The so-called battle between two NDP heavyweights vying to lead the provincial party in the Vancouver-Fairview riding was hardly one that left a winner standing in the candidates’ only debate Monday night.
Geoff Meggs and George Heyman spent most of the hour-and-a-half expanding on each other’s answers and agreeing on policy direction concerning a carbon tax (they both support it), affordable housing (use provincial and city land to build more of it) and the economy (more green jobs and green buildings).
They also agreed the minimum wage should be indexed to the rate of inflation but differed on whether personal income tax should be raised for British Columbians. While Meggs said raising taxes “is something that should be in the tool chest,” Heyman said he supports tax increases, especially for people who earn a good living.
“Raising taxes on people who make over $100,000 a year should be a no-brainer,” he told a largely older crowd of about 125 people at the Holiday Inn on Broadway.
The candidates responded to written questions from audience members posed by a moderator. There were no rebuttals or open exchanges between Meggs and Heyman, who stood behind separate lecterns.
What initially appeared to be another difference in their platforms was on the question of whether marijuana should be legalized. Meggs reiterated the position taken earlier this year by his fellow city councillors who called for the drug to be taxed and regulated.
“It needs a systematic approach but I do not believe it should be simply open for free sale,” he said. “I believe it should be regulated and that’s going to require action from the federal level.”
Heyman noted many former and current politicians have pointed out the policing costs and violence associated to the illegal sale of marijuana, which fuels a huge underground economy.
“The answer is legalization of marijuana which nobody to my mind has given any evidence that it is more harmful than alcohol,” said Heyman, who added later that it should be regulated.

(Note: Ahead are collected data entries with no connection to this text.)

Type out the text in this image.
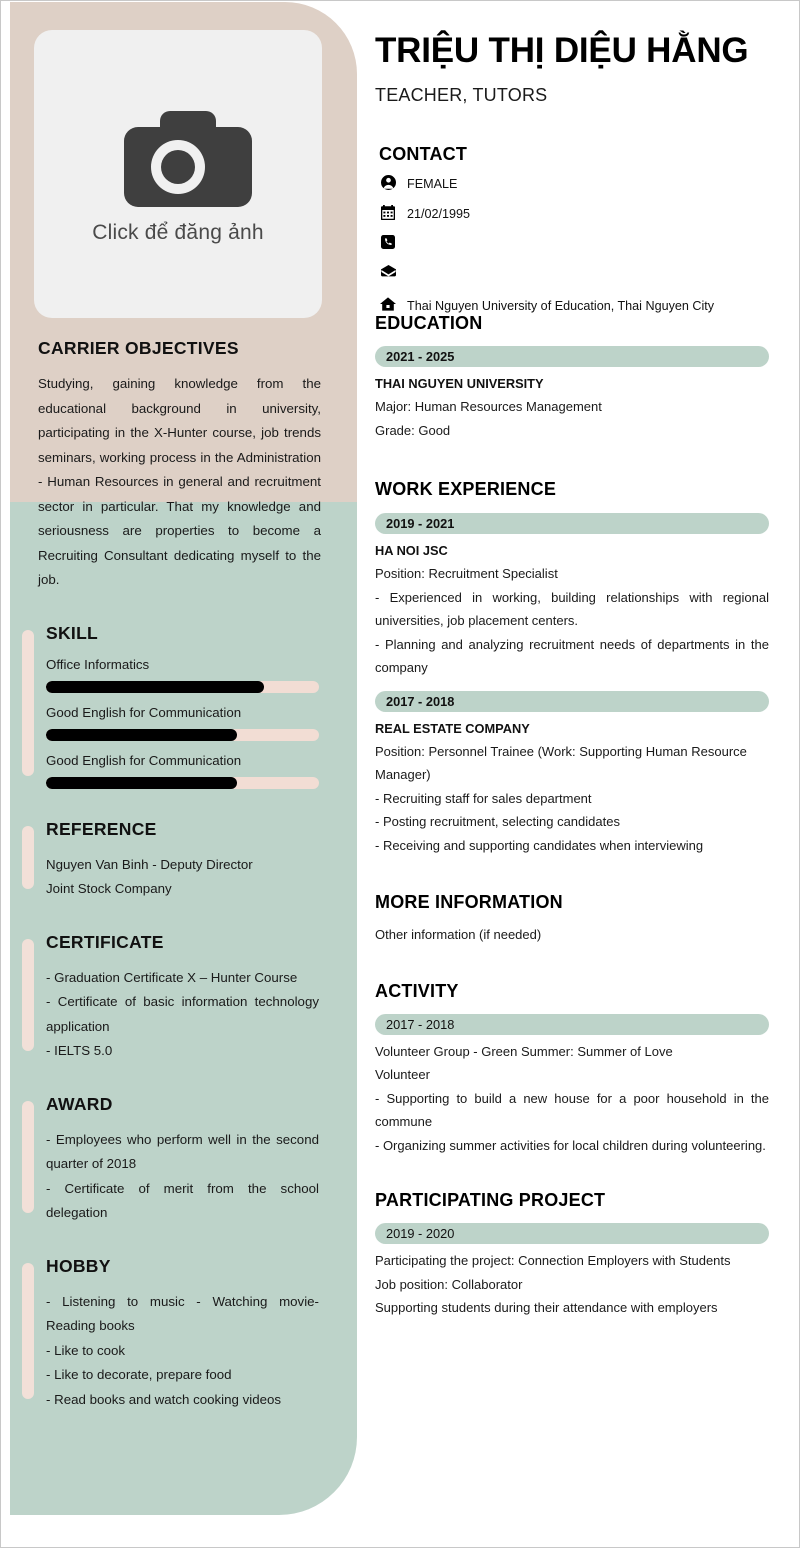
Click để đăng ảnh
CARRIER OBJECTIVES

Studying, gaining knowledge from the educational background in university, participating in the X-Hunter course, job trends seminars, working process in the Administration - Human Resources in general and recruitment sector in particular. That my knowledge and seriousness are properties to become a Recruiting Consultant dedicating myself to the job.

SKILL
Office Informatics
Good English for Communication
Good English for Communication
REFERENCE
Nguyen Van Binh - Deputy Director
Joint Stock Company
CERTIFICATE
- Graduation Certificate X – Hunter Course
- Certificate of basic information technology application
- IELTS 5.0
AWARD
- Employees who perform well in the second quarter of 2018
- Certificate of merit from the school delegation
HOBBY
- Listening to music - Watching movie- Reading books
- Like to cook
- Like to decorate, prepare food
- Read books and watch cooking videos
TRIỆU THỊ DIỆU HẰNG
TEACHER, TUTORS
CONTACT
FEMALE
21/02/1995
Thai Nguyen University of Education, Thai Nguyen City
EDUCATION
2021 - 2025
THAI NGUYEN UNIVERSITY
Major: Human Resources Management
Grade: Good
WORK EXPERIENCE
2019 - 2021
HA NOI JSC
Position: Recruitment Specialist
- Experienced in working, building relationships with regional universities, job placement centers.
- Planning and analyzing recruitment needs of departments in the company
2017 - 2018
REAL ESTATE COMPANY
Position: Personnel Trainee (Work: Supporting Human Resource Manager)
- Recruiting staff for sales department
- Posting recruitment, selecting candidates
- Receiving and supporting candidates when interviewing
MORE INFORMATION
Other information (if needed)
ACTIVITY
2017 - 2018
Volunteer Group - Green Summer: Summer of Love
Volunteer
- Supporting to build a new house for a poor household in the commune
- Organizing summer activities for local children during volunteering.
PARTICIPATING PROJECT
2019 - 2020
Participating the project: Connection Employers with Students
Job position: Collaborator
Supporting students during their attendance with employers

Meggs is serving his second term as a city councillor with Vision Vancouver, the ruling party at city hall. Heyman is the executive director of the Sierra Club of B.C. and former president of the B.C. Government and Service Employees’ Union.

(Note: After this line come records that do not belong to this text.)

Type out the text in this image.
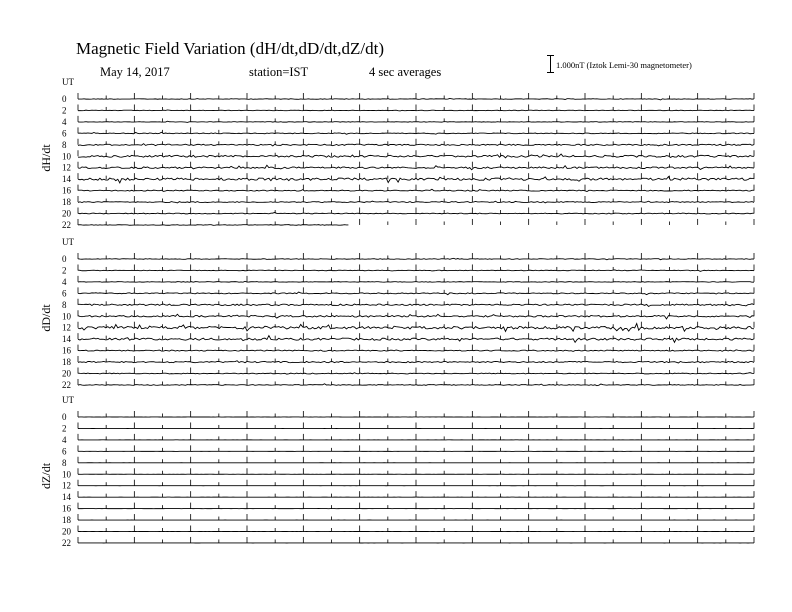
UT
dH/dt
0
2
4
6
8
10
12
14
16
18
20
22
UT
dD/dt
0
2
4
6
8
10
12
14
16
18
20
22
UT
dZ/dt
0
2
4
6
8
10
12
14
16
18
20
22
Magnetic Field Variation (dH/dt,dD/dt,dZ/dt)
May 14, 2017	station=IST	4 sec averages	1.000nT (Iztok Lemi-30 magnetometer)
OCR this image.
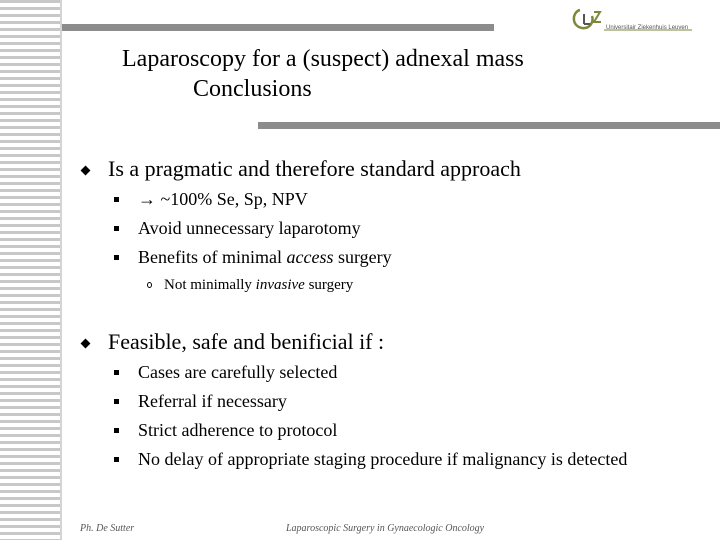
Universitair Ziekenhuis Leuven
Laparoscopy for a (suspect) adnexal mass
Conclusions
Is a pragmatic and therefore standard approach
→ ~100% Se, Sp, NPV
Avoid unnecessary laparotomy
Benefits of minimal access surgery
Not minimally invasive surgery
Feasible, safe and benificial if :
Cases are carefully selected
Referral if necessary
Strict adherence to protocol
No delay of appropriate staging procedure if malignancy is detected
Ph. De Sutter	Laparoscopic Surgery in Gynaecologic Oncology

Both men relied on their backgrounds to explain their answers. For example, Meggs referred to the city’s efforts to get more affordable housing built for young families, seniors and low-income people.
Heyman referred to his work in the environmental sector, saying the country’s oil and gas companies are responsible for about 30 per cent of greenhouse gas emissions in Canada but only provide less than one per cent of jobs.
“We can stop cutting trees at 40 years and start cutting them at 80 years so they grow bigger and they store more carbon,” he said. “We can add value and make better products out of those older trees.”
Many in political circles believe both candidates could be cabinet material, if the NDP wins government in May 2013.At one point during the evening, Heyman joked about having he and Meggs represent the riding that is currently held by Liberal MLA Margaret MacDiarmid.
Prior to the debate, Meggs told the Courier he won’t seek an NDP nomination in another riding if he loses the Vancouver-Fairview race. Heyman said he hasn’t ruled out the prospect, adding “I never say never.”
The nomination meeting goes this Sunday at the Holiday Inn.